The centre could consider issuing temporary ration cards (valid, say, for 6 months) for anyone who applies. The temporary nature of this entitlement is likely to work as a self-selecting filter. Another way of going beyond the legally mandated two-thirds is to set up community kitchens (like Amma’s canteens in Tamil Nadu and ‘dal-bhaat’ kendras in Jharkhand).
Instead of doing all this, the government has latched on to an ill-advised idea from La-la Land – ‘one nation, one ration’ (ONOR). Why La-la Land? Many people believe that if ONOR had been operational, migrants would not have suffered. They are wrong because to benefit from portability (which is what ‘one nation-one ration’ promises to bring), the first condition is that migrant workers must be on the ration card list.
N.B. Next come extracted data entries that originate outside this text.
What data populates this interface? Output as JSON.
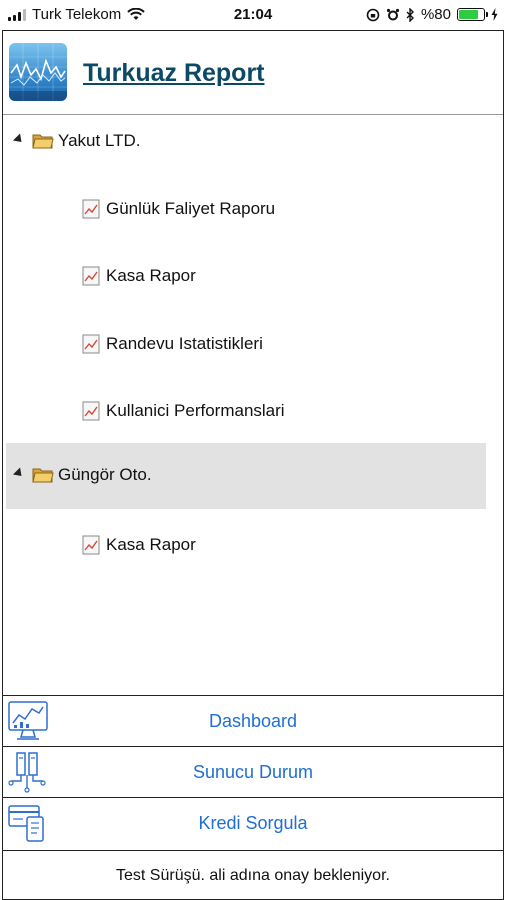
{
  "status_bar": {
    "carrier": "Turk Telekom",
    "time": "21:04",
    "battery_text": "%80",
    "battery_level": 0.8
  },
  "header": {
    "title": "Turkuaz Report",
    "logo_icon": "stock-chart-icon"
  },
  "tree": [
    {
      "label": "Yakut LTD.",
      "icon": "folder-icon",
      "expanded": true,
      "children": [
        {
          "label": "Günlük Faliyet Raporu",
          "icon": "report-icon"
        },
        {
          "label": "Kasa Rapor",
          "icon": "report-icon"
        },
        {
          "label": "Randevu Istatistikleri",
          "icon": "report-icon"
        },
        {
          "label": "Kullanici Performanslari",
          "icon": "report-icon"
        }
      ]
    },
    {
      "label": "Güngör Oto.",
      "icon": "folder-icon",
      "expanded": true,
      "selected": true,
      "children": [
        {
          "label": "Kasa Rapor",
          "icon": "report-icon"
        }
      ]
    }
  ],
  "menu": [
    {
      "label": "Dashboard",
      "icon": "dashboard-icon"
    },
    {
      "label": "Sunucu Durum",
      "icon": "server-icon"
    },
    {
      "label": "Kredi Sorgula",
      "icon": "credit-card-icon"
    }
  ],
  "footer": {
    "message": "Test Sürüşü. ali adına onay bekleniyor."
  },
  "colors": {
    "title": "#0b4a64",
    "link": "#1f6ed1",
    "selected_row": "#e2e2e2",
    "battery": "#2ecc40"
  }
}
The fact that the government announced that eight crore migrant workers will be given temporary ration cards suggests that many workers did not have ration cards; consequently, they would not have been able to benefit from ONOR.
Inter-state portability will raise difficult questions of logistics and entitlements. Will Tamil Nadu ration card holders get dal and oil, as migrant workers in Mumbai? Will Odia workers in Rajasthan (which only supplies wheat) get the “usna” rice that they’re accustomed to? What of the cost-sharing when there is an additional state subsidy?
Third, the technology on which ‘one nation-one ration’ hopes to ride – Aadhaar – has proven to be a source of exclusion and hardship for the poor: a randomized control trial in Jharkhand conducted in 2017-18 found that 2.8% stopped receiving food rations entirely, when Aadhaar was integrated with the PDS. Transaction costs (in terms of longer queuing time, repeated visits) rose by 17%. The push for national portability is likely to disrupt the PDS which has truly proven to be a lifesaver these past few months. If the government cannot help poor people, at least it should stop making things worse for them.